The tension of games six and seven of the 1975 series was no less palpable than the last three innings of the Dodgers’ 1955 win. Game six ended after 12 innings with a now-iconic home run by Red Sox catcher Carlton Fisk, ending the Reds’ hope of snagging that elusive fourth win and World Series glory. Most of game seven looked almost as bleak, with the Reds trailing 3-0 heading to the sixth inning. But this then-seventh-grader did not lose faith or abandon hope. And after the Reds rallied with two runs in the sixth, and one each in the seventh and ninth, I was transported to the same plane of ecstasy as John Sexton had been 20 years earlier.

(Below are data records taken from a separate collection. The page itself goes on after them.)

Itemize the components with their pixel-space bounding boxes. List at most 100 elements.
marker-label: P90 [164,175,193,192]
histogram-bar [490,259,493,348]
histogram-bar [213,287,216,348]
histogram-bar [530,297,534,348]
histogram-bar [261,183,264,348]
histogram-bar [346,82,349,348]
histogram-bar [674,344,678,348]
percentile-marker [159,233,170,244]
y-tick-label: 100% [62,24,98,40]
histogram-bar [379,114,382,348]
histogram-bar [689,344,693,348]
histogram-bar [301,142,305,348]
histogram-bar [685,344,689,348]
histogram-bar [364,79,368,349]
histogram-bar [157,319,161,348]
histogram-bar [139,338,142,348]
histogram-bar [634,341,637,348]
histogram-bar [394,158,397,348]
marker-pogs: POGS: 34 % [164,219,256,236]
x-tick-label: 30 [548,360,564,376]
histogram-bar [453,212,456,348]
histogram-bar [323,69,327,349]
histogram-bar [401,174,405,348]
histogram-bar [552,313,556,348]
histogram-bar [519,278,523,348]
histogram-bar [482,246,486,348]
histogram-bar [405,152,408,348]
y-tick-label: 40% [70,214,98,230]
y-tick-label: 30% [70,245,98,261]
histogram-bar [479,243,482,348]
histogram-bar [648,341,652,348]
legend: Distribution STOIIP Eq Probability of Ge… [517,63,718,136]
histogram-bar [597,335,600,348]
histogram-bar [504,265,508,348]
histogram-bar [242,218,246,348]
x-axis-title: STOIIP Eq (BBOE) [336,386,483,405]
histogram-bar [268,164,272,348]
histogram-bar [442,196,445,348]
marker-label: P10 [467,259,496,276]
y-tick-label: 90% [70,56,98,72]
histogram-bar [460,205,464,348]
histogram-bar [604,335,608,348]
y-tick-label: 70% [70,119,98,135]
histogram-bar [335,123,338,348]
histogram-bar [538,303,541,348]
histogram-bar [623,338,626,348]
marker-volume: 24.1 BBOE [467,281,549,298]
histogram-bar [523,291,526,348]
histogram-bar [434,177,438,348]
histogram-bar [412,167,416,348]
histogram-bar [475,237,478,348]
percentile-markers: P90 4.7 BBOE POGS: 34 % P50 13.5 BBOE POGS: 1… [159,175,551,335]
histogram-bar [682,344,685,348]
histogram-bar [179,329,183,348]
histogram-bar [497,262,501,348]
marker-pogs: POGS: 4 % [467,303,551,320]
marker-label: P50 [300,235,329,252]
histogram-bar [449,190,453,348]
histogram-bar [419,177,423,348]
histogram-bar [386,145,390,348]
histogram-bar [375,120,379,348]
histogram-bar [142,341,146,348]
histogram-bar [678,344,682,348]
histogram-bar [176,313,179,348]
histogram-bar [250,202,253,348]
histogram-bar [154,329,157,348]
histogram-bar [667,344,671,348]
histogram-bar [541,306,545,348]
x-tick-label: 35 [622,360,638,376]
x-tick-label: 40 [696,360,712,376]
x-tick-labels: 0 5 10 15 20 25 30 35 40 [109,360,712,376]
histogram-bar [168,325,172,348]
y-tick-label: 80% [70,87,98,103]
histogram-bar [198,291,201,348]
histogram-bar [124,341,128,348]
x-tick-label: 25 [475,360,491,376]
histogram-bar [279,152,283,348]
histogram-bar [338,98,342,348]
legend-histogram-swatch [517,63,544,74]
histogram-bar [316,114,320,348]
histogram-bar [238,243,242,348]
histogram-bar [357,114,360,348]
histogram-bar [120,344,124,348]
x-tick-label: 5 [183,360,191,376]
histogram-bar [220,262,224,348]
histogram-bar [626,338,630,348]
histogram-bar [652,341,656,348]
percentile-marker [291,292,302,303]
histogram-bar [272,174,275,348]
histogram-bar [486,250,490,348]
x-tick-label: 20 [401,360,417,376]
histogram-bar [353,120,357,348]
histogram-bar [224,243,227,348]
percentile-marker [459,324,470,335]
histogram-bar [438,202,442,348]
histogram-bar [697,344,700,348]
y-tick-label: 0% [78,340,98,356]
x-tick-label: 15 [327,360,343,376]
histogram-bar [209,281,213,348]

As I have written elsewhere, the human person is made for transcendence. Created in the image and likeness of God, man alone is capable of abstracting from his experience, and thus of contemplating the meanings of such things as being and knowing, celebrating and grieving. This implies several things, two of which are especially appropriate to baseball.

First, leisure is an essential aspect of the moral and spiritual development of the human person. That growth may come through various means and in surprising forms. As the name of this column suggests, grace is everywhere. Leisure is the necessary condition for developing that unique human capacity. The second implication of man’s natural quest for, and experience of transcendence, is that work is ordered toward the human person, not the human person toward work.

The laconic pace of a baseball game, along with the length of the 162-game season, more acutely capture the refreshing importance of leisure than any other major spectator sport. In baseball, one has the time to reflect, debate, predict, and analyze even pitch-by-pitch. The leisurely pace of baseball is most consistent with philosophical abstraction. And, of course, a bad day at the ballpark is better than a good day at work.

We work so we can watch baseball. It’s part of the natural law.